Do Polski ciepło dopiero dotrze, natomiast już teraz bardzo gorąco jest na południu Europy. Wszystko przez to, że w tej części Starego Kontynentu wciąż zalegają zwrotnikowe masy powietrza znad Afryki. 30-35 stopni Celsjusza pokazują termometry na południu Włoch, Francji, Hiszpanii oraz w Grecji. Wiele wskazuje na to, że to ostatni moment z tak wysoką temperaturą na południu Europy. A co z pogodą w Polsce? - Lato powróci. Nie będzie to może uderzenie upałów. Jednak w kraju zrobi się naprawdę ciepło - napisał Michał Kołodziejczyk na stronie fanipogody.pl. Pierwsze dni września to kontynuacja tego, co w pogodzie widać było już pod koniec sierpnia. Będzie chłodno, pochmurno i deszczowo. Od soboty, 4 września, pogoda w Polsce zacznie się jednak zmieniać. - Zwróćmy uwagę na datę 4 września. To właśnie wtedy od zachodu do Polski napływać zaczną cieplejsze masy powietrza. Tego dnia ponad 23-24 stopnie pokażą termometry na krańcach zachodnich kraju. Upał panował będzie już nie tylko na południu Hiszpanii, ale również w centralnej Francji. Gorąco zrobi się także u naszych zachodnich sąsiadów. Kolejny dzień to jeszcze wyższe temperatury na zachodzie Polski - czytamy w prognozie od fanipogody.pl.
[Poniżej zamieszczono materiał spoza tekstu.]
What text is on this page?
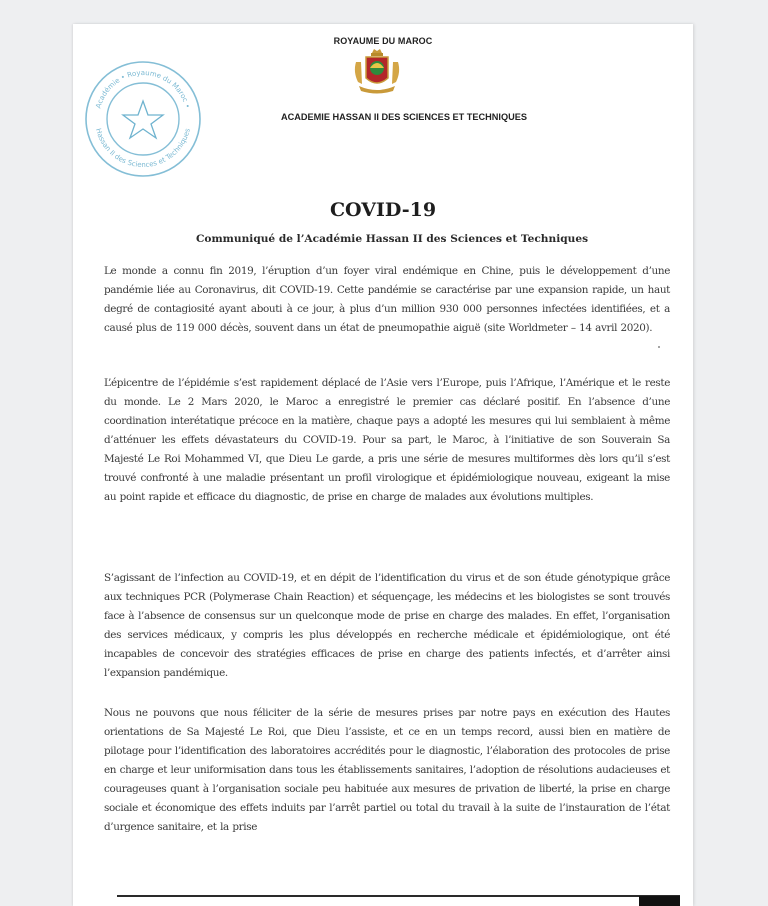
ROYAUME DU MAROC
Académie • Royaume du Maroc •
Hassan II des Sciences et Techniques
ACADEMIE HASSAN II DES SCIENCES ET TECHNIQUES
COVID-19
Communiqué de l’Académie Hassan II des Sciences et Techniques

Le monde a connu fin 2019, l’éruption d’un foyer viral endémique en Chine, puis le développement d’une pandémie liée au Coronavirus, dit COVID-19. Cette pandémie se caractérise par une expansion rapide, un haut degré de contagiosité ayant abouti à ce jour, à plus d’un million 930 000 personnes infectées identifiées, et a causé plus de 119 000 décès, souvent dans un état de pneumopathie aiguë (site Worldmeter – 14 avril 2020).

L’épicentre de l’épidémie s’est rapidement déplacé de l’Asie vers l’Europe, puis l’Afrique, l’Amérique et le reste du monde. Le 2 Mars 2020, le Maroc a enregistré le premier cas déclaré positif. En l’absence d’une coordination interétatique précoce en la matière, chaque pays a adopté les mesures qui lui semblaient à même d’atténuer les effets dévastateurs du COVID-19. Pour sa part, le Maroc, à l’initiative de son Souverain Sa Majesté Le Roi Mohammed VI, que Dieu Le garde, a pris une série de mesures multiformes dès lors qu’il s’est trouvé confronté à une maladie présentant un profil virologique et épidémiologique nouveau, exigeant la mise au point rapide et efficace du diagnostic, de prise en charge de malades aux évolutions multiples.

S’agissant de l’infection au COVID-19, et en dépit de l’identification du virus et de son étude génotypique grâce aux techniques PCR (Polymerase Chain Reaction) et séquençage, les médecins et les biologistes se sont trouvés face à l’absence de consensus sur un quelconque mode de prise en charge des malades. En effet, l’organisation des services médicaux, y compris les plus développés en recherche médicale et épidémiologique, ont été incapables de concevoir des stratégies efficaces de prise en charge des patients infectés, et d’arrêter ainsi l’expansion pandémique.

Nous ne pouvons que nous féliciter de la série de mesures prises par notre pays en exécution des Hautes orientations de Sa Majesté Le Roi, que Dieu l’assiste, et ce en un temps record, aussi bien en matière de pilotage pour l’identification des laboratoires accrédités pour le diagnostic, l’élaboration des protocoles de prise en charge et leur uniformisation dans tous les établissements sanitaires, l’adoption de résolutions audacieuses et courageuses quant à l’organisation sociale peu habituée aux mesures de privation de liberté, la prise en charge sociale et économique des effets induits par l’arrêt partiel ou total du travail à la suite de l’instauration de l’état d’urgence sanitaire, et la prise
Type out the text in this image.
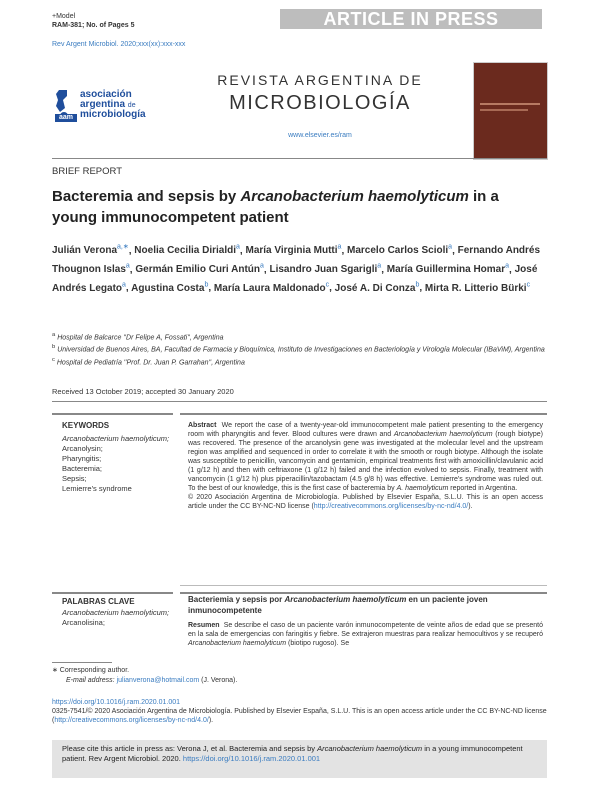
+Model
RAM-381; No. of Pages 5	ARTICLE IN PRESS
Rev Argent Microbiol. 2020;xxx(xx):xxx-xxx
asociación
argentina de
microbiología
aam
REVISTA ARGENTINA DE
MICROBIOLOGÍA
www.elsevier.es/ram
BRIEF REPORT
Bacteremia and sepsis by Arcanobacterium haemolyticum in a young immunocompetent patient
Julián Verona$^{a,∗}$, Noelia Cecilia Dirialdi$^a$, María Virginia Mutti$^a$, Marcelo Carlos Scioli$^a$, Fernando Andrés Thougnon Islas$^a$, Germán Emilio Curi Antún$^a$, Lisandro Juan Sgarigli$^a$, María Guillermina Homar$^a$, José Andrés Legato$^a$, Agustina Costa$^b$, María Laura Maldonado$^c$, José A. Di Conza$^b$, Mirta R. Litterio Bürki$^c$
$^a$ Hospital de Balcarce ''Dr Felipe A, Fossati'', Argentina
$^b$ Universidad de Buenos Aires, BA, Facultad de Farmacia y Bioquímica, Instituto de Investigaciones en Bacteriología y Virología Molecular (IBaViM), Argentina
$^c$ Hospital de Pediatría ''Prof. Dr. Juan P. Garrahan'', Argentina
Received 13 October 2019; accepted 30 January 2020
KEYWORDS
Arcanobacterium haemolyticum;
Arcanolysin;
Pharyngitis;
Bacteremia;
Sepsis;
Lemierre's syndrome
Abstract We report the case of a twenty-year-old immunocompetent male patient presenting to the emergency room with pharyngitis and fever. Blood cultures were drawn and Arcanobacterium haemolyticum (rough biotype) was recovered. The presence of the arcanolysin gene was investigated at the molecular level and the upstream region was amplified and sequenced in order to correlate it with the smooth or rough biotype. Although the isolate was susceptible to penicillin, vancomycin and gentamicin, empirical treatments first with amoxicillin/clavulanic acid (1 g/12 h) and then with ceftriaxone (1 g/12 h) failed and the infection evolved to sepsis. Finally, treatment with vancomycin (1 g/12 h) plus piperacillin/tazobactam (4.5 g/8 h) was effective. Lemierre's syndrome was ruled out. To the best of our knowledge, this is the first case of bacteremia by A. haemolyticum reported in Argentina.
© 2020 Asociación Argentina de Microbiología. Published by Elsevier España, S.L.U. This is an open access article under the CC BY-NC-ND license (http://creativecommons.org/licenses/by-nc-nd/4.0/).
PALABRAS CLAVE
Arcanobacterium haemolyticum;
Arcanolisina;
Bacteriemia y sepsis por Arcanobacterium haemolyticum en un paciente joven inmunocompetente
Resumen Se describe el caso de un paciente varón inmunocompetente de veinte años de edad que se presentó en la sala de emergencias con faringitis y fiebre. Se extrajeron muestras para realizar hemocultivos y se recuperó Arcanobacterium haemolyticum (biotipo rugoso). Se
∗ Corresponding author.
E-mail address: julianverona@hotmail.com (J. Verona).
https://doi.org/10.1016/j.ram.2020.01.001
0325-7541/© 2020 Asociación Argentina de Microbiología. Published by Elsevier España, S.L.U. This is an open access article under the CC BY-NC-ND license (http://creativecommons.org/licenses/by-nc-nd/4.0/).
Please cite this article in press as: Verona J, et al. Bacteremia and sepsis by Arcanobacterium haemolyticum in a young immunocompetent patient. Rev Argent Microbiol. 2020. https://doi.org/10.1016/j.ram.2020.01.001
Powrót upałów w Polsce? Od kiedy?
Kulminacją powrotu ciepła do Polski będzie tydzień, rozpoczynający się od 6 września. Wtedy to na zachodzie kraju termometry pokażą nawet 28-29 stopni Celsjusza! Okazuje się więc, że wrzesień, kojarzony raczej z jesienią, przyciągnie do Polski letnie temperatury. Jak długo będziemy cieszyć się z powrotu ciepła? Niestety, czasu nie oszukamy. Przed nami wrzesień i początek astronomicznej oraz kalendarzowej jesieni. Około 12 września do Polski znowu spłynie chłodniejsza, polarno-morska masa powietrza. Należy jednak pamiętać, że mamy do czynienia z długoterminową prognozą pogody. Za kilka dni wszystko może ulec zmianie i po letnich, wrześniowych temperaturach w Polsce zostanie tylko wspomnienie.